If you shoot someone in the chest or head with a firearm, you are doing the exact same thing as a hunter killing a deer.
1.) The deer is not attacking you. (Attack means unprovoked violence upon another, in the context of self-defense.) 2.)You are not going to eat your human attacker. (I hope.) 3.)If you shoot a deer and fail to kill and collect it, most States can charge you with "wanton waste" or some such. If you gut shoot a human attacker and he ceases the attack, you either disarm him and render aid or hold him if he still has the gun, and watch him bleed out, I guess. I never want to be in that situation myself, and practice other things as much as possible to avoid it. 4.) If you are equating the emotional context of shooting a deer vs. shooting a human, it goes against human nature to want to kill another human, and for many, a deer, too. Read
On Combat, by LTC Dave Grossman; it explains this tendency to avoid killing another human very well.
Why do rifles exist if you only have to worry about shooting 3-5 yards?
Do you carry a rifle as you go about your day? Handguns are a compromise. Some can shoot them farther more accurately than others, but speed and accuracy are a continuum that changes with range.
Does rescuing a hostage somehow make you shoot more accurately?
No. This is why cops are trained to keep the situation static until the professionals that train for such occasions show up. (SWAT, CIRT, whatever you want to call them.)
I actually DO have some training in door kicking, and I still would not want to attempt it.

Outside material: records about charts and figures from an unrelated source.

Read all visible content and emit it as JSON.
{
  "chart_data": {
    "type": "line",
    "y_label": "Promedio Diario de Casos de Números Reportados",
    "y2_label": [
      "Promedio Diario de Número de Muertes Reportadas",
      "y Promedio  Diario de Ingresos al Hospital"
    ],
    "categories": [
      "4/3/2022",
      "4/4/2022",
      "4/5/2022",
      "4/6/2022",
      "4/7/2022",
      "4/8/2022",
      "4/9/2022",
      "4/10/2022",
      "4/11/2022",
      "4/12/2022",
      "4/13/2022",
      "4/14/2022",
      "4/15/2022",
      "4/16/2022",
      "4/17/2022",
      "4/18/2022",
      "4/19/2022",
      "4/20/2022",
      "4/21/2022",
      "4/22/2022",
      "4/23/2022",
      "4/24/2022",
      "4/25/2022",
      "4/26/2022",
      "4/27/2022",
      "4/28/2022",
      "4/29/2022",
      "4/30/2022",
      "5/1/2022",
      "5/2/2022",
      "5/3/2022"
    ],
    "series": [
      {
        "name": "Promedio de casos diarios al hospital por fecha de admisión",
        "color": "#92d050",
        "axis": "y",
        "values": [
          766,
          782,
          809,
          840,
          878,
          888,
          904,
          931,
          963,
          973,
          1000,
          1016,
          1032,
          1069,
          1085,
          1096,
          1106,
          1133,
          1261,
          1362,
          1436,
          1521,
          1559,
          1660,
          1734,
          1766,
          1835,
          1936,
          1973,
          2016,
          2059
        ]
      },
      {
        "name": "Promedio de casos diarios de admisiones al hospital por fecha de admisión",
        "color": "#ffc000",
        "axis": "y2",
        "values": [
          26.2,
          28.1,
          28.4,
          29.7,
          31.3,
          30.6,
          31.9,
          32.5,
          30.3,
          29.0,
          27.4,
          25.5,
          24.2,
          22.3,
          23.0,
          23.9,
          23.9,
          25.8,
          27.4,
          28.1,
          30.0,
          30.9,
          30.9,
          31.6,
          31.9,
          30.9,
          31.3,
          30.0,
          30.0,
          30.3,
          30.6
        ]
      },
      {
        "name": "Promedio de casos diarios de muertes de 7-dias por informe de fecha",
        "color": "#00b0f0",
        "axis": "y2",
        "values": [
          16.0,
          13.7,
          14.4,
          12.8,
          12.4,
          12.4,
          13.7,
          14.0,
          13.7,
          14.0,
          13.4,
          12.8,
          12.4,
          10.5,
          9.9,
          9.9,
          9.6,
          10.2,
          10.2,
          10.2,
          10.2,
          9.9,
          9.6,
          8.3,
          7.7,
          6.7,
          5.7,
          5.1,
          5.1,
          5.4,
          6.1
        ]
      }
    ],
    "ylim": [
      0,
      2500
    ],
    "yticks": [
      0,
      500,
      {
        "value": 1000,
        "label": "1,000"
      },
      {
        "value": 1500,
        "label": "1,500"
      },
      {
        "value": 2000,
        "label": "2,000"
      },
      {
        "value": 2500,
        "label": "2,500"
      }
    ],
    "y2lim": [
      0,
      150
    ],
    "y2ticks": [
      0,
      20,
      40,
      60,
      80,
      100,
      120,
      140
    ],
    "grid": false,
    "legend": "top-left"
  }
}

So if you're not trying to rescue a hostage, your plan is to just spray and pray?
No; we all (hopefully) train to be as accurate as possible as fast as possible. As the range decreases, speed becomes more important, precision less so. Cops train to distract the hostage taker while the SWAT team sets up to do what they do.
While in ROTC, I participated in a 'hostage situation' scenario. As freshmen, we were the hostage takers, the sophomores were the hostages, and juniors and seniors were the anti-terrorist unit. (we were supposed to be terrorists; a domestic hostage situation is handled differently.)
As one of the 'terrorists' assigned to watch the hostages, both the hostages and the other 'terrorists' were horrified that when the attack on us was initiated, and entry was made in the building, I turned and 'executed' (by firing blanks at the wall over their heads) all of the hostages. The officer in charge of the scenario later asked me why I did that. I answered "Because that is what they are trained to do. They do not expect to survive-they view themselves as martyrs"
I had a little (very little) training in door kicking, and it is a skill that requires precision and speed. very few can do it, and while I did it OK then, it's a perishable skill, one I'd not want to attempt now.
No, but it's a far more realistic possibility with an edged weapon with a pistol.
This tells me you have had no realistic training with guns
or edged weapons.
I just speak normal English, sorry.
It's not your speaking (writing in this case) of English, it's the comprehension.